Five Cancers which Men Should Be Aware Of

 

Five Cancers which Men should be Aware of

 There are five cancers which men should be aware of because, although modern medicine has managed to conquer or control many infectious diseases, it has not made such tremendous strides in the prevention and treatment of cancer.

Indeed, the  numbers of people suffering from cancer of one sort or another seems to be increasing. Many put this down to an ever more polluted environment with exhaust fumes and various industrial chemicals, but, whatever the cause, the successful treatment of many cancers depends on their early detection.

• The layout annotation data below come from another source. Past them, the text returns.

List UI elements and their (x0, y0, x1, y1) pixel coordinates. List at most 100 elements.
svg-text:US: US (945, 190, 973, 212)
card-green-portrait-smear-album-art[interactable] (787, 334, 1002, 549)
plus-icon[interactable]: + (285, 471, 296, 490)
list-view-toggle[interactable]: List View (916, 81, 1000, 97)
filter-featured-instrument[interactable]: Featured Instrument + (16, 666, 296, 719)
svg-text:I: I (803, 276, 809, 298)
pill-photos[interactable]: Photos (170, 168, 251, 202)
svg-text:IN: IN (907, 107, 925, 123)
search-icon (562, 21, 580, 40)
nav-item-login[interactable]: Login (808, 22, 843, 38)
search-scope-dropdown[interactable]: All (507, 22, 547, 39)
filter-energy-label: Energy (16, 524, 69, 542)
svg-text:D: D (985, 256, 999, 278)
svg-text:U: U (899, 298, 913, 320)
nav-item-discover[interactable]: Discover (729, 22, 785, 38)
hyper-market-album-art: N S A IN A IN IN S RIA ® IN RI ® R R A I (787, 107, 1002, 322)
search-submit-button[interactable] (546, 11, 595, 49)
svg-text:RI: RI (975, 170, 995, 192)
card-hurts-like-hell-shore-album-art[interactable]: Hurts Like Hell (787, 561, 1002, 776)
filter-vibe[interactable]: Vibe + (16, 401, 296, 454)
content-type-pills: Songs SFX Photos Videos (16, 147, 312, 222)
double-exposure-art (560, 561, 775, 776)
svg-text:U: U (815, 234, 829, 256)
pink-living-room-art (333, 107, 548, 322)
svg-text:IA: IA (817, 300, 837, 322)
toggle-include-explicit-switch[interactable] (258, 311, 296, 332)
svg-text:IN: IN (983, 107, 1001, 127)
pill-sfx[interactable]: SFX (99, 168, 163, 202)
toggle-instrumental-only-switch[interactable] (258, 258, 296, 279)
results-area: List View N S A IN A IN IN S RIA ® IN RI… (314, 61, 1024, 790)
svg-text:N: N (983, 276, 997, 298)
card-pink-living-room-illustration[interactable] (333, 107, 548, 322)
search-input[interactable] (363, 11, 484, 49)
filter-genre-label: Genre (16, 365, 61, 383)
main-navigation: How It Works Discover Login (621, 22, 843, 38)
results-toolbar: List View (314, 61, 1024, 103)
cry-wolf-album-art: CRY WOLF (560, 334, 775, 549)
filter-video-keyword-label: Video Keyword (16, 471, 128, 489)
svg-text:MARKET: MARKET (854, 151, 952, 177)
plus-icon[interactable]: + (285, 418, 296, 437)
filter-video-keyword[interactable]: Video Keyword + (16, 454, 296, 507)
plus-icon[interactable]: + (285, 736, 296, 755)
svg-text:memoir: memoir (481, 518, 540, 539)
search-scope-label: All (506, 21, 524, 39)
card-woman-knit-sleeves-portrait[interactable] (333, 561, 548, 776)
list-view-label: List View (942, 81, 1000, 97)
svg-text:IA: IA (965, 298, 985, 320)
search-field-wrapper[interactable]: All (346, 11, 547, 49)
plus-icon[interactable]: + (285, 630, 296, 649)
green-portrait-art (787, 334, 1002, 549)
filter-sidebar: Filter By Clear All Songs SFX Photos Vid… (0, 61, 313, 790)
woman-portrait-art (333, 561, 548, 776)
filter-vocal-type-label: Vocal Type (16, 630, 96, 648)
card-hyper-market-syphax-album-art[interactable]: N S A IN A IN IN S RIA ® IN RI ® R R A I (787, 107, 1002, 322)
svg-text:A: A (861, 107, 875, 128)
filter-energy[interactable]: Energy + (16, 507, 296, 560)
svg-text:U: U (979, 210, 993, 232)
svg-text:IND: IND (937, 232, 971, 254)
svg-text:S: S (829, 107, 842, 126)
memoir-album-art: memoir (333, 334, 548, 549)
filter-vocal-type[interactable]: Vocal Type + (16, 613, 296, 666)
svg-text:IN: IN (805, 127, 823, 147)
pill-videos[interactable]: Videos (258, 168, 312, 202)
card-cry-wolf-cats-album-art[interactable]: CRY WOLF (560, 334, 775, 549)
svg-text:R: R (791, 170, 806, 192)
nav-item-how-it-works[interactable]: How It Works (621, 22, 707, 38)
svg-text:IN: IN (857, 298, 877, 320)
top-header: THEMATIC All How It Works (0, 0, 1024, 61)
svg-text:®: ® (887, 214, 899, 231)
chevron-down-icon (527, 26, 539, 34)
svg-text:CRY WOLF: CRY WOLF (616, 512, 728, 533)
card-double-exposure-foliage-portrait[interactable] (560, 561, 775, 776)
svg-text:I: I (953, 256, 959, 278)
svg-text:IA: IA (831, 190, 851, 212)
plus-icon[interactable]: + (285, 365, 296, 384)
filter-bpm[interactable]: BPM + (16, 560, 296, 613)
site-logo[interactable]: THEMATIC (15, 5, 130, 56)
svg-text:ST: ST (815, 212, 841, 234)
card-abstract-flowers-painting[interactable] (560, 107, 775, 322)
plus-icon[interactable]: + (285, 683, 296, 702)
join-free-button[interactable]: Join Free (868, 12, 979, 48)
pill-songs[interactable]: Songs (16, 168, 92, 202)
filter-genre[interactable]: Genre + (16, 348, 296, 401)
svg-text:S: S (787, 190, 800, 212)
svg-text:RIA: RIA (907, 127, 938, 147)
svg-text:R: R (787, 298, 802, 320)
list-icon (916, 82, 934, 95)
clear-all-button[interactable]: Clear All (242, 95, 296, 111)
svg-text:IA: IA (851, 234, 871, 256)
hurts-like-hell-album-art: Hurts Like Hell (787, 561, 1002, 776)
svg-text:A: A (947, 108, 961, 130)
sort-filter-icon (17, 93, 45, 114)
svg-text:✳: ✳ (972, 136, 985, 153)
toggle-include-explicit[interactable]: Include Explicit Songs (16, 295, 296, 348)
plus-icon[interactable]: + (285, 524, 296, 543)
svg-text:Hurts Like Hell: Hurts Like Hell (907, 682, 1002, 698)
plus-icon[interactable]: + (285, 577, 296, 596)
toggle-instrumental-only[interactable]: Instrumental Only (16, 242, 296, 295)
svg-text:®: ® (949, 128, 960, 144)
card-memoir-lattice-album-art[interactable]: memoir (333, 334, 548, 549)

The earlier a cancer is detected the smaller and more contained it is likely to be, and is therefore easier to remove. Unfortunately it can often be difficult to detect a cancer until it has grown large enough to cause some symptoms, but even then it is better to treat it sooner rather than later, since a cancerous growth will often send bits of itself around the body in the bloodstream and cause them to settle in other body organs where they grow and cause more problems.

 

A recent article from Men’s Health highlights some of the more common cancers that affect men and how to spot them early. For example, the first cancer mentioned is that of the prostate:

“Early signs: Usually there are none. A digital rectal exam can tell if your prostate is hard or irregular, and cancer is suspected with a high PSA (prostate specific antigen) level.”

“False alarms: Urination problems–frequency, urgency, slow stream, incomplete emptying–can be related to prostate enlargement or narrowing of the urethra.”

“The test: A biopsy if the PSA is high or its rate of change is high. But a spiked score can also be a sign of infection, which should be treated with antibiotics for 4 weeks.”

The next cancer mentioned is that of the lungs:

“Early signs: Frequently, none. But a cough that won’t go away–or one that brings up blood–is often evidence the cancer is there. Also, chest pain that’s always present and not influenced by movement, says Ezra Cohen, M.D., a medical oncologist at University of Chicago Medical Center.”

“False alarms: Pneumonia. On a chest x-ray, both pneumonia and a tumor look white. The pneumonia will resolve, but you’ll need another x-ray 4 to 6 weeks later.”

“The test: Biopsy.”

There are three more cancers mentioned which have signs and symptoms to take note of. It is imperative for any man, of any age, to get himself to a doctor if he notes any such warnings because if it is cancer then the earlier treatment is instigated the better the chances of recovery.

These are just five cancers which men should be aware of, but there are others that may be difficult to guard against such as pancreatic cancer, because the causes are not known for sure. There are others however, like skin cancer where there is a definite link with exposure to the sun as a contributory factor, and it makes obvious sense to take precautions as far as possible.